Question

A ball player catches a ball 3.2 s after throwing it vertically upward. what height did it reach?

Answer 1

The ball did not reach any height as it fell straight back down to the player.

Step-by-step explanation:

To find the height the ball reached, we can use the equation for the motion of an object thrown vertically upwards. The equation is given by:

h = (v02 - v2)/2g

Where:

• h is the height
• v0 is the initial velocity
• v is the final velocity (0 m/s at the highest point)
• g is the acceleration due to gravity (9.8 m/s2)

Since the ball was caught, we know that its final velocity is 0 m/s.
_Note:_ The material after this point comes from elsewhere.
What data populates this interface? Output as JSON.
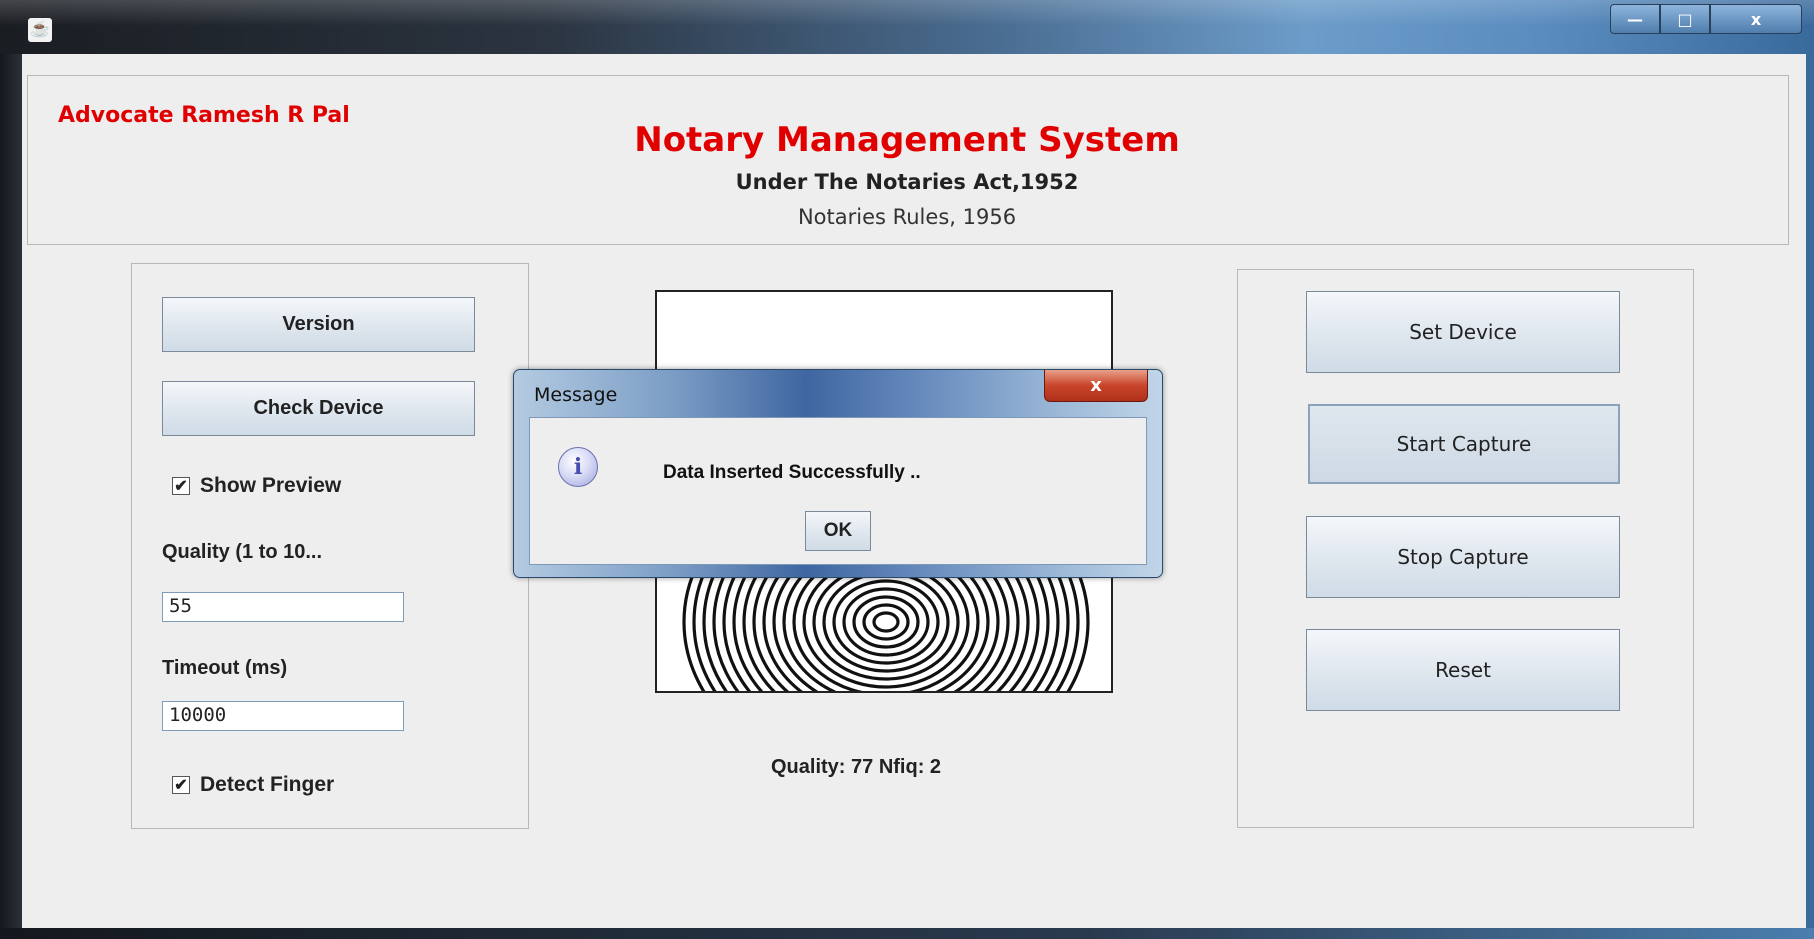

We also know that it took 3.2 seconds to reach that point. Substituting these values into the equation, we get:

h = (v02 - 0)/2(9.8)

Simplifying the equation, we have:

h = v02/19.6

To find the value of v0, we can rearrange the equation:

v0 = sqrt(h * 19.6)

Substituting the given value of h, we find:

v0 = sqrt(0 * 19.6) = 0 m/s

Therefore, the ball did not reach any height as it fell straight back down to the player.

Answer 2

At the top of the height, the velocity is zero and acceleration is negative of acceleration due to gravity ( i.e
`-9.8 m/s^2`).

The time of the ball in air is 3.2 s, so ascending time is
`3.2/2=1.6 s`.

Therefore from kinematic equation,

`v = u + gt`

Substituting the values we get,

`0= u - 9.8 (1.6)\\\\u=15.7 m/s`, Here v = 0 at top.

Now from equation,

`h=ut+(1)/(2) gt^2`, here h is the height .

So,

`h=(15.7 m/s) (1.6s)-(1)/(2) 9.8m/s^2(1.6)^2\\\\ h=25.12m-12.54m\\\\h=12.48 m`.

Thus, the ball reached at its maximum height of 12.48 m.